Trump élude une question sur Taiwan : 4 points pour comprendre l’île
Au 16e siècle, les Portugais débarquent sur l’île, déjà peuplée par plusieurs peuples autochtones, et nomment le territoire « Ilha Formosa ». En 2016, la présidente de l’époque, Tsai Ing-wen, a présenté des excuses officielles aux peuples indigènes de Taïwan pour les souffrances endurées au fil des siècles, une première de la part d’un chef d’État du pays insulaire.
La période coloniale
L’île a connu de nombreux changements de souveraineté avant d’atteindre son état actuel. Au 16e siècle, les Portugais débarquent sur l’île, déjà habitée par plusieurs peuples autochtones, et baptisent le territoire « Ilha Formosa », ou « Belle Île ». Un siècle plus tard, en 1624, les Néerlandais s’installent dans le sud de l’île, où ils établissent une région de commerce. Cette situation attire des dizaines de milliers de Chinois Han, marquant les débuts de l’immigration chinoise vers Taïwan.

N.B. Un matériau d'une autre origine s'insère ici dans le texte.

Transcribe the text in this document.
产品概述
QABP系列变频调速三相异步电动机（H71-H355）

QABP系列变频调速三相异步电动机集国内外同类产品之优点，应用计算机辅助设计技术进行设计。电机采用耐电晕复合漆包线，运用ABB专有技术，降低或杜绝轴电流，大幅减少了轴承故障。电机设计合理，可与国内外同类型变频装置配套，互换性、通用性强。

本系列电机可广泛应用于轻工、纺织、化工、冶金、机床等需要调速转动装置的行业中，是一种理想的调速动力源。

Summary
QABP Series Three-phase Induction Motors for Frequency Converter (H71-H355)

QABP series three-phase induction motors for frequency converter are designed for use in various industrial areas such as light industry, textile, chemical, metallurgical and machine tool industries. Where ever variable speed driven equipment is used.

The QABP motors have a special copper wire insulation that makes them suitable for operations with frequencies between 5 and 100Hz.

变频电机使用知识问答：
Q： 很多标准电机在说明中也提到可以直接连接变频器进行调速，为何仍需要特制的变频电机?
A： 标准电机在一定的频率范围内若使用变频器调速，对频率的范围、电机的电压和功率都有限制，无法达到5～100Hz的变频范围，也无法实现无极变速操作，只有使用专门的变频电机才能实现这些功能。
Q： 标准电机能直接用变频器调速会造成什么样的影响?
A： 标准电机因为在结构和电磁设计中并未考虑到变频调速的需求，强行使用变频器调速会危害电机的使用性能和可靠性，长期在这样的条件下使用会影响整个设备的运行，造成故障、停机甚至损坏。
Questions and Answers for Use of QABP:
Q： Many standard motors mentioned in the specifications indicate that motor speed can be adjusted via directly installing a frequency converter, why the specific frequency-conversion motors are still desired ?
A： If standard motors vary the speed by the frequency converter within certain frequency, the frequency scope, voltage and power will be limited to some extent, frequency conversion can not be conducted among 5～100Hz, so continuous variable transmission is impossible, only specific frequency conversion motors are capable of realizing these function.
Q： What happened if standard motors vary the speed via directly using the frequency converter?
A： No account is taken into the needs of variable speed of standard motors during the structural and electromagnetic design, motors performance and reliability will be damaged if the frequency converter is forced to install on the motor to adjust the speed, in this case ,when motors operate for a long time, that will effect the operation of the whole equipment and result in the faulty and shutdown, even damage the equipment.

Durant cette même période, les Espagnols établissent également une zone commerciale au nord de l’île, qui durera jusqu’en 1642, lorsque les Néerlandais conquièrent le fort espagnol de Keelung lors de la bataille de San Salvador.
À partir du milieu du siècle, Koxinga, général de la dynastie Ming, parvient à chasser les Néerlandais du territoire. Toutefois, sa victoire ne durera qu’une vingtaine d’années ; en 1684, la dynastie Qing prend le contrôle de l’île. Cela marque le début de deux siècles de domination Qing, au cours desquels la population dépasse deux millions d’habitants, la majorité étant d’origine Han.
Le Japon prend possession de l’île au début du 20e siècle, intégrant Taïwan à son empire colonial pendant cinquante ans. Il classifie les populations autochtones en deux catégories : celles « des montagnes » et celles « des plaines ».
La naissance de la République Populaire de Chine
Après la capitulation du Japon à la fin de la Seconde Guerre mondiale, la guerre civile chinoise entre le gouvernement du Kuomintang, fondé en 1912, et le Parti communiste chinois (PCC) se poursuit sur le continent. Le Kuomintang perd du terrain jusqu’au 1er octobre 1949, lorsque Mao Zedong, fondateur du PCC, proclame la République Populaire de Chine (RPC).
Le Kuomintang, dirigé par Tchang Kaï-check, se réfugie à Taïwan, emmenant presque 2 millions de personnes, malgré l’opposition de la population autochtone. Tchang Kaï-check établit la nouvelle capitale à Taipei.
Les populations autochtones
À l’heure actuelle, Taïwan compte plus de 23 millions d’habitants. La grande majorité appartient à l’ethnie Han, mais environ 2,5% de la population est officiellement reconnue comme autochtone, soit près de 600.000 personnes, un chiffre légèrement supérieur à la population d’Anvers.
Le pays reconnaît 16 groupes ethniques et d’autres sont encore en attente de reconnaissance. La présence des populations indigènes sur l’île remonte à au moins 6000 ans.
En 2016, la présidente de l’époque, Tsai Ing-wen, a présenté des excuses officielles aux peuples indigènes de Taïwan pour les souffrances subies au cours des siècles, une première de la part d’un chef d’État de l’île.
Quid de Taïwan aujourd’hui
Actuellement, Taïwan se distingue par sa puissance technologique dans le secteur des semi-conducteurs, qui joue un rôle crucial dans l’équilibre géopolitique mondial. La Taiwan Semiconductor Manufacturing Company (TSMC) produit presque la totalité des semi-conducteurs les plus avancés au monde. Ces puces sont fondamentales pour les smartphones, l’intelligence artificielle, le calcul haute performance et les systèmes militaires modernes.
Les Taïwanais […] voudraient qu’on les reconnaisse, mais ils savent que le prix à payer est beaucoup trop important
Michel Liègeois, professeur en relations internationales, UCL
Actuellement, Taïwan entretient des relations diplomatiques avec seulement 12 pays. Cependant, l’île est en rapport commercial avec de nombreux pays, notamment l’Union Européenne et les États-Unis.
Avoir des relations commerciales sans relations diplomatiques « nécessite des contorsions. Les Taïwanais […] souhaitent qu’on les reconnaisse, mais ils sont conscients que le prix à payer est beaucoup trop important », explique Michel Liègeois, professeur en relations internationales à l’UCL. Il ajoute également qu' »il existe une ingénierie des relations avec Taïwan que les États ont appris à développer au fil du temps ».
Actuellement, la Chine considère Taïwan comme une province séparatiste, alors que l’île revendique son autonomie.